AtriCure, a leading company in the treatment of atrial fibrillation, announced today that its EnCompass cardiac tissue ablation clip has received the EU CE mark, meaning the device can be sold in more than 30 countries in the European Economic Area (EEA).

A number of innovative products were launched

AtriCure was founded in 2000 and focuses on cardiac surgery solutions. The company mainly produces and sells cardiac ablation devices, providing innovative technologies for the treatment of atrial fibrillation and related diseases. At present, AtriCure has 138 authorized patents in the United States and has served more than 300,000 patients with atrial fibrillation since 2004.

It is understood that the EnCompass cardiac tissue ablation clamp is used for cardiac tissue ablation surgery, including comprehensive epicardial ablation of the left atrium during open heart surgery. This is a simpler and faster method of open-chest cardiac ablation, allowing doctors to perform comprehensive epicardial ablation of the left atrium in just a few minutes.

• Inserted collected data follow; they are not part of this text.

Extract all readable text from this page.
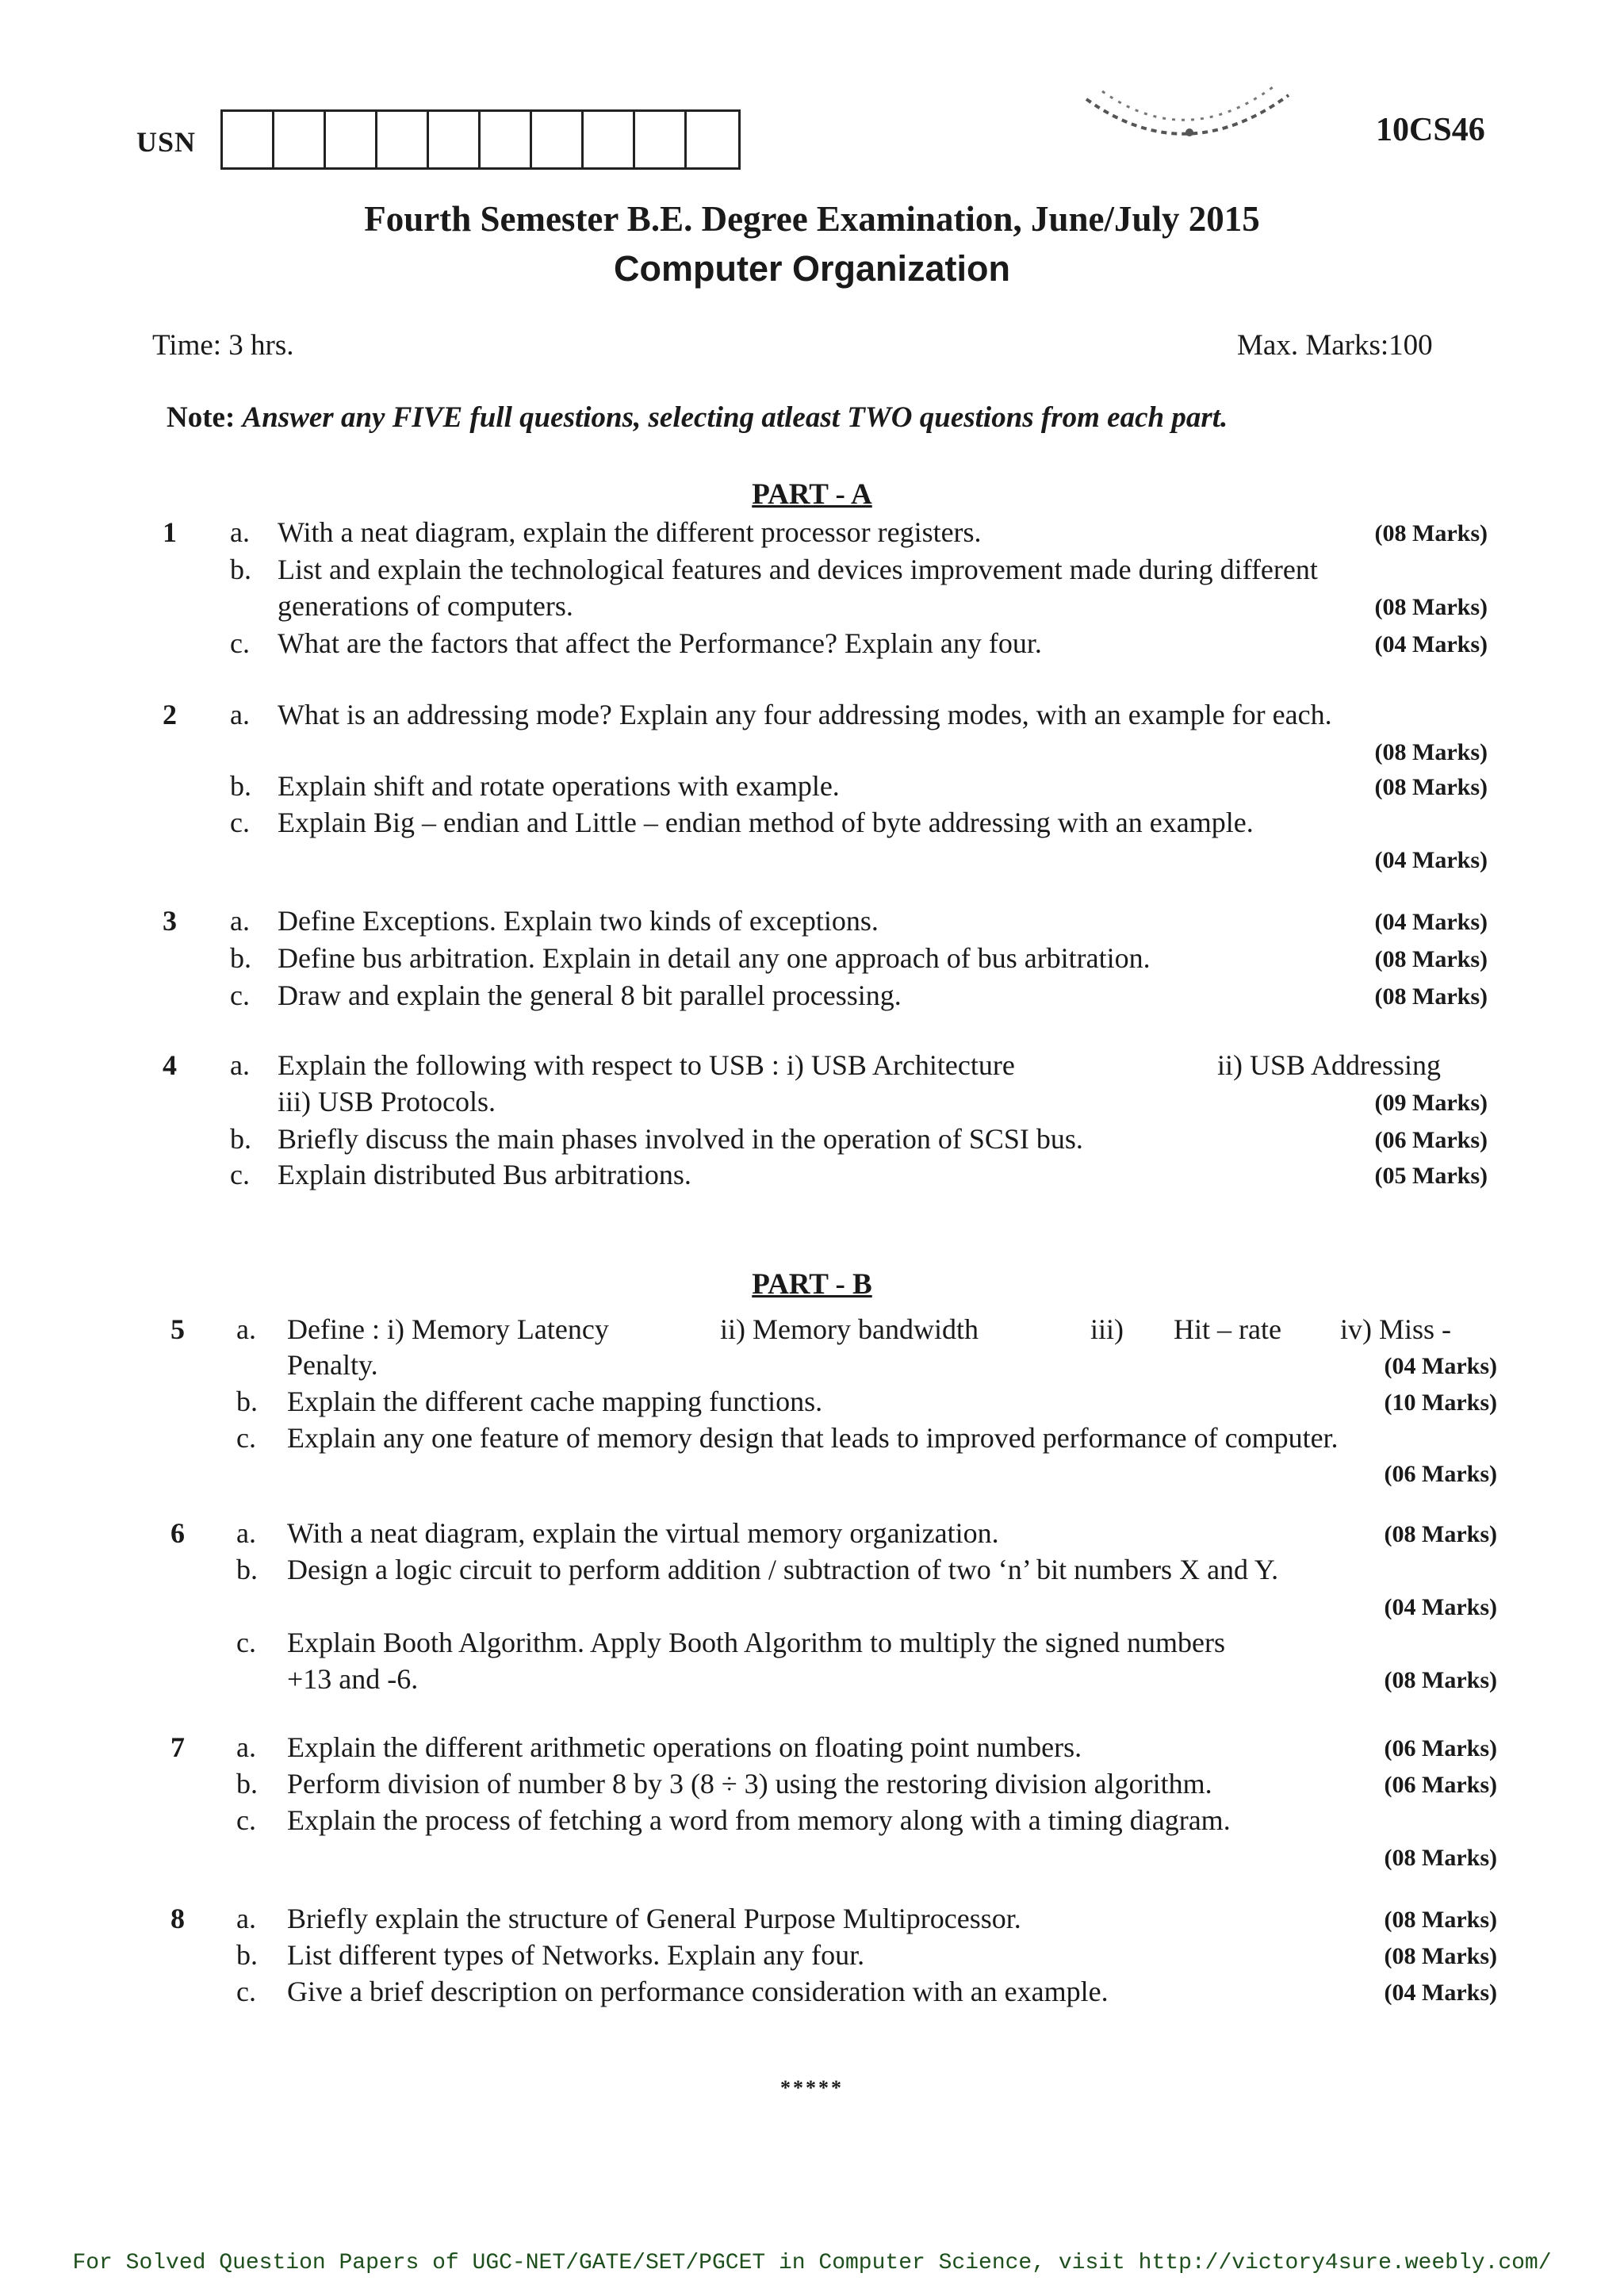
USN	10CS46
Fourth Semester B.E. Degree Examination, June/July 2015
Computer Organization
Time: 3 hrs.	Max. Marks:100
Note: Answer any FIVE full questions, selecting atleast TWO questions from each part.
PART - A
1 a. With a neat diagram, explain the different processor registers.	(08 Marks)
b. List and explain the technological features and devices improvement made during different
generations of computers.	(08 Marks)
c. What are the factors that affect the Performance? Explain any four.	(04 Marks)
2 a. What is an addressing mode? Explain any four addressing modes, with an example for each.
(08 Marks)
b. Explain shift and rotate operations with example.	(08 Marks)
c. Explain Big – endian and Little – endian method of byte addressing with an example.
(04 Marks)
3 a. Define Exceptions. Explain two kinds of exceptions.	(04 Marks)
b. Define bus arbitration. Explain in detail any one approach of bus arbitration.	(08 Marks)
c. Draw and explain the general 8 bit parallel processing.	(08 Marks)
4 a. Explain the following with respect to USB : i) USB Architecture	ii) USB Addressing
iii) USB Protocols.	(09 Marks)
b. Briefly discuss the main phases involved in the operation of SCSI bus.	(06 Marks)
c. Explain distributed Bus arbitrations.	(05 Marks)
PART - B
5 a. Define : i) Memory Latency	ii) Memory bandwidth	iii) Hit – rate iv) Miss -
Penalty.	(04 Marks)
b. Explain the different cache mapping functions.	(10 Marks)
c. Explain any one feature of memory design that leads to improved performance of computer.
(06 Marks)
6 a. With a neat diagram, explain the virtual memory organization.	(08 Marks)
b. Design a logic circuit to perform addition / subtraction of two ‘n’ bit numbers X and Y.
(04 Marks)
c. Explain Booth Algorithm. Apply Booth Algorithm to multiply the signed numbers
+13 and -6.	(08 Marks)
7 a. Explain the different arithmetic operations on floating point numbers.	(06 Marks)
b. Perform division of number 8 by 3 (8 ÷ 3) using the restoring division algorithm.	(06 Marks)
c. Explain the process of fetching a word from memory along with a timing diagram.
(08 Marks)
8 a. Briefly explain the structure of General Purpose Multiprocessor.	(08 Marks)
b. List different types of Networks. Explain any four.	(08 Marks)
c. Give a brief description on performance consideration with an example.	(04 Marks)
*****
For Solved Question Papers of UGC-NET/GATE/SET/PGCET in Computer Science, visit http://victory4sure.weebly.com/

In addition to simplifying the surgical process, the EnCompass clamp also has innovative breakthroughs in technology. The product includes the features of AtriCure's existing Synergy™ clamp series, such as parallel closure, uniform pressure, and customized power using Synergy radio frequency (RF). In addition, the EnCompass clamp is also equipped with a magnetic guide placement function, which allows for easier placement using a magnetic guide, which can achieve more efficient surgery by minimizing tissue dissection.

In addition, the EnCompass clip is designed to adapt to the anatomy of the heart, supporting ablation in surgeries where the atrium is not usually opened, such as CABG (coronary artery bypass grafting) and AVR (aortic valve repair). The product has previously been approved by the US FDA 510 (K) and will be launched in the United States in 2022.

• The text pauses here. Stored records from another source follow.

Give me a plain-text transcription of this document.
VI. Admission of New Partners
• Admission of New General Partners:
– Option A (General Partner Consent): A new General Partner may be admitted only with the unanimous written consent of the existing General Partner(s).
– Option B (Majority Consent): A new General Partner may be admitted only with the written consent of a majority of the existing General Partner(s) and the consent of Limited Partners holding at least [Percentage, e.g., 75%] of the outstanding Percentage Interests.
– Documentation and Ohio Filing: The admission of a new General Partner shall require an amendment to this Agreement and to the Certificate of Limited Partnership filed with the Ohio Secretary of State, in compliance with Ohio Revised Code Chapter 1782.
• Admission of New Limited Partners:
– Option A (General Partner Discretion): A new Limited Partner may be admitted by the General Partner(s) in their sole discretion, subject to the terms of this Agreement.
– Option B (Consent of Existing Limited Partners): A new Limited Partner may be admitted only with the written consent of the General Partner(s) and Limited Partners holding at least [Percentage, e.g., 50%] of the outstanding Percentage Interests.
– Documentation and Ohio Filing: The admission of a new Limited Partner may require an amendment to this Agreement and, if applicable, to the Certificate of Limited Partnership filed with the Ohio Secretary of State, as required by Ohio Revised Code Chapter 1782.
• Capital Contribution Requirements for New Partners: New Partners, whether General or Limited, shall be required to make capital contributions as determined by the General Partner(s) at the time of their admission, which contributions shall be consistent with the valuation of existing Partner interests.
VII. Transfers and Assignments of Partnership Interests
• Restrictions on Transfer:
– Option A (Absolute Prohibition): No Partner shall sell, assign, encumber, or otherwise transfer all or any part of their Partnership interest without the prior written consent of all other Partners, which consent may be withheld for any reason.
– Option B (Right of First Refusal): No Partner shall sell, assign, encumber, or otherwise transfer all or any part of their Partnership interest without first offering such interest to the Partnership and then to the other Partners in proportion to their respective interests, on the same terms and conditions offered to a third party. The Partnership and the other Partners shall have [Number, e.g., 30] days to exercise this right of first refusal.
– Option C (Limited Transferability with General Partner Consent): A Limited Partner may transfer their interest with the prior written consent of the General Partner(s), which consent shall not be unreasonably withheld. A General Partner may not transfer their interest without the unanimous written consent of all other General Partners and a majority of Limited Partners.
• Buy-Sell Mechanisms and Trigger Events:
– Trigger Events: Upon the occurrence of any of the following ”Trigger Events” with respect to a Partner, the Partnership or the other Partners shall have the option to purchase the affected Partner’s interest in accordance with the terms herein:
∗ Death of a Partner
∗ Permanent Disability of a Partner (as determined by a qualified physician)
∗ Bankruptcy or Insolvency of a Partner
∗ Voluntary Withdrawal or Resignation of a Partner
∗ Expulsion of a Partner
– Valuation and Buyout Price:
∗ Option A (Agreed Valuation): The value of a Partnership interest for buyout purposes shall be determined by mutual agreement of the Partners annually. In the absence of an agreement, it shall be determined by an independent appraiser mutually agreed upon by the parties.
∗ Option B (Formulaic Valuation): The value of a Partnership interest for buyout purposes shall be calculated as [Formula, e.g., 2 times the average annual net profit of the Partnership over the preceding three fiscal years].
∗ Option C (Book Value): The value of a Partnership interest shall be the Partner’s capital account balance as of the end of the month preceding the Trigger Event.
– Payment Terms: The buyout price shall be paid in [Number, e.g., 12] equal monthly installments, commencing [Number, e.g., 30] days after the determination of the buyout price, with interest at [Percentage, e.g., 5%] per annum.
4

It is reported that European surgeons recently completed the treatment of the first cases using the device. AtriCure estimates that approximately 400,000 heart surgeries are performed in the European Union each year, indicating that the EnCompass clip has huge market potential. AtriCure's technologies, including the FDA-approved Isolator® Synergy™ ablation system for the treatment of persistent atrial fibrillation and the widely sold AtriClip® left atrial appendage closure system (global sales champion), have been widely adopted by surgeons and cardiac electrophysiologists around the world.

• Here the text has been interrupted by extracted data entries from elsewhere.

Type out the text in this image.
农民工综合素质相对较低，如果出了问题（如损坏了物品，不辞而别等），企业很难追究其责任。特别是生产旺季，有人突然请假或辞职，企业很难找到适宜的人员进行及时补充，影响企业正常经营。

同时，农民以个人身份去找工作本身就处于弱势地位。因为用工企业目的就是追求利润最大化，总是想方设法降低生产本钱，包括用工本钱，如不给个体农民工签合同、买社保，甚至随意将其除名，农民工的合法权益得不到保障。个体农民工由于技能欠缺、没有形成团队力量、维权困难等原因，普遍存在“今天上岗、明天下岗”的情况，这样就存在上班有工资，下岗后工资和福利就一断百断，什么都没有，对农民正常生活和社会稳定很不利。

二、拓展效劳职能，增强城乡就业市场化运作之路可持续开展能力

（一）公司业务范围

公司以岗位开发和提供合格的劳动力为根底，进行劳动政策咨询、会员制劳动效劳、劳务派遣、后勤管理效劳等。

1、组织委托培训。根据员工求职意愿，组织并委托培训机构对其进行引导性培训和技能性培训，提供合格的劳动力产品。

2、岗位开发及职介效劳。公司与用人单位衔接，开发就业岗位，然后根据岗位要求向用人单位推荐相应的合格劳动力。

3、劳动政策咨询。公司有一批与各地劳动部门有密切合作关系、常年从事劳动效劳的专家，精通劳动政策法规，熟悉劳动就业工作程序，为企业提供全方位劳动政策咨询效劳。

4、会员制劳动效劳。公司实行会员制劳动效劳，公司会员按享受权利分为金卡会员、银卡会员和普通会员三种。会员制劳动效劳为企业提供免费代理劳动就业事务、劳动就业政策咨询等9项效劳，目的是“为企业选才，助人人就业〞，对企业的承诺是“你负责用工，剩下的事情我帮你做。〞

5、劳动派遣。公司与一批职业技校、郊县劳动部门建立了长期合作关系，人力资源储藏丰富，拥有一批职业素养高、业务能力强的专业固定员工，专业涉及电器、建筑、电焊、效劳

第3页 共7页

Among them, the Isolator® Synergy™ ablation system is the first and only medical device approved by the US FDA for the treatment of long-term persistent atrial fibrillation. The product has provided surgical ablation treatment for atrial fibrillation to 200,000 patients worldwide in the past decade.

It is worth mentioning that the AtriClip® Left Atrial Appendage Closure System is the most widely used left atrial appendage closure device in the world. This global sales champion product was approved in China in July this year. The system is suitable for left atrial appendage closure under direct vision and can be performed simultaneously with other cardiac surgeries. It also has many features such as 12 mm port compatibility, open design clip, and tip-first closure.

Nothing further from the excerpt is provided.